E le mafie ingrassano.
«Ingrassano perché riescono a dividere. Le ultime operazioni di magistratura e forze di polizia nelle regioni del Sud aggredite dalla criminalità organizzata hanno portato alla luce un dato inquietante. Molti degli arrestati non facevano parte del circuito familistico delle mafie, ma erano giovani reclutati dalle organizzazioni perché senza lavoro, senza orizzonti. Dove sono finite le politiche sociali in questo Paese? Dove sono le politiche per il lavoro? Dov’è la responsabilità?».
È questa la parola d’ordine della nuova stagione antimafia?
«Deve diventarlo. La responsabilità viene prima della legalità, che non può e non deve essere l’obiettivo, che resta la Giustizia. Stamattina mi sono raccolto in preghiera davanti all’Ulivo di Palermo. È cresciuto, me lo ricordo piccolo. Sotto quell’albero nel ‘96 consegnammo alla Presidente della Camera Pivetti le 500mila firme necessarie per la legge sulle confische. Come l’Ulivo di Palermo, quel testo ha dato buoni frutti. Ma guai ad abbassare la guardia.
Appunto: l’aggressione ai patrimoni mafiosi c’è, ma poi?
«Ci sono dei dati di positività il cui impatto reale è ridimensionato dalle criticità. I beni sottratti alle consorterie criminali sono solo in parte riutilizzati. Il 45% di essi si trova sotto ipoteca bancaria. È un problema enorme per le associazioni. Si è creato un nodo che è tecnico e politico al tempo stesso. L’Agenzia per i beni confiscati ha lavorato bene, ma adesso c’è un avvicendamento in atto che rallenta molte operazioni».
Le coop promosse da Libera stanno innescando rivoluzioni nei territori controllati dalla malavita.
«In questi giorni, e per tutta l’estate, avremo 4500 giovani provenienti da tutta Italia che trascorreranno le vacanze lavorando nelle cooperative sociali che gestiscono attività economiche sui beni confiscati. Potevamo averne almeno il doppio, abbiamo dovuto dire molti no perché non c’erano più strutture a disposizione.

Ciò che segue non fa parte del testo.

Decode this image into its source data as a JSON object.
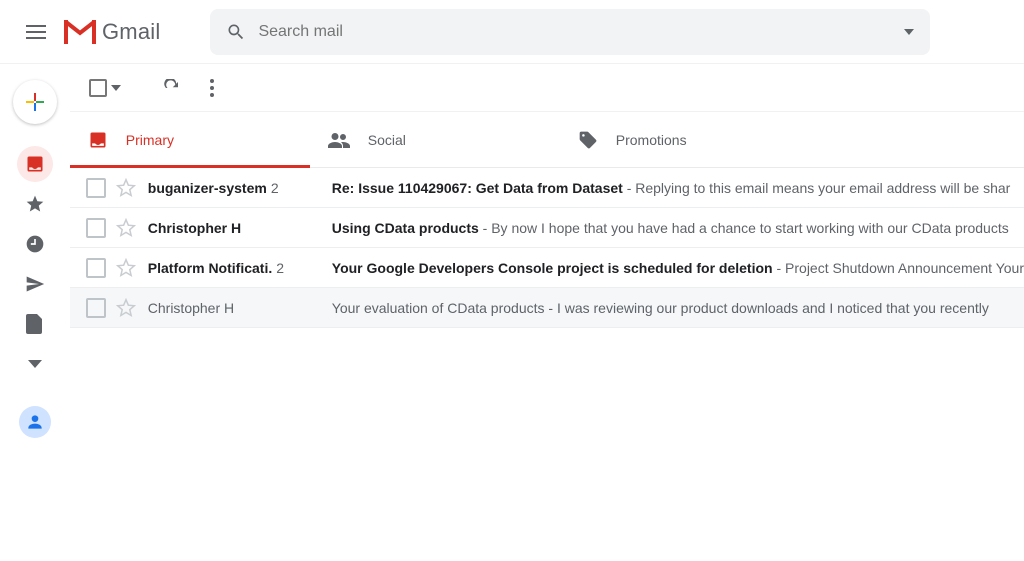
{
  "header": {
    "app_name": "Gmail",
    "search_placeholder": "Search mail"
  },
  "tabs": {
    "primary": "Primary",
    "social": "Social",
    "promotions": "Promotions"
  },
  "rows": [
    {
      "sender": "buganizer-system",
      "count": "2",
      "subject": "Re: Issue 110429067: Get Data from Dataset",
      "snippet": " - Replying to this email means your email address will be shar",
      "unread": true
    },
    {
      "sender": "Christopher H",
      "count": "",
      "subject": "Using CData products",
      "snippet": " - By now I hope that you have had a chance to start working with our CData products",
      "unread": true
    },
    {
      "sender": "Platform Notificati.",
      "count": "2",
      "subject": "Your Google Developers Console project is scheduled for deletion",
      "snippet": " - Project Shutdown Announcement Your",
      "unread": true
    },
    {
      "sender": "Christopher H",
      "count": "",
      "subject": "Your evaluation of CData products",
      "snippet": " - I was reviewing our product downloads and I noticed that you recently",
      "unread": false
    }
  ]
}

Siamo stati costretti a stabilire delle turnazioni, riducendo il periodo di permanenza dei gruppi all’interno delle aziende».
Qual è l’identikit di questi giovani?
«Età media sui vent’anni e grande entusiasmo. Ragazzi che fanno un investimento forte sulla loro vita, sull’impegno sociale. Si mettono in gioco, dedicando le loro vacanze al lavoro».
Ha seguito la polemica sul 41 bis, con Palazzo Chigi che prima ne ha auspicato un affievolimento e poi ha fatto marcia indietro?
«Continuo a vedere atteggiamenti schizofrenici. Annunciano guerra alle dipendenze e poi per fare cassa ampliano la sfera del gioco d’azzardo, che genera dipendenza. Il problema più grave delle carceri resta il sovraffollamento. Ma solo perché migliaia di persone non dovrebbero stare lì. E invece, la Bossi – Fini, la legge sulla droga, la ex Cirielli hanno dilatato la sfera del penale.
E in carcere ci finiscono solo i poveracci».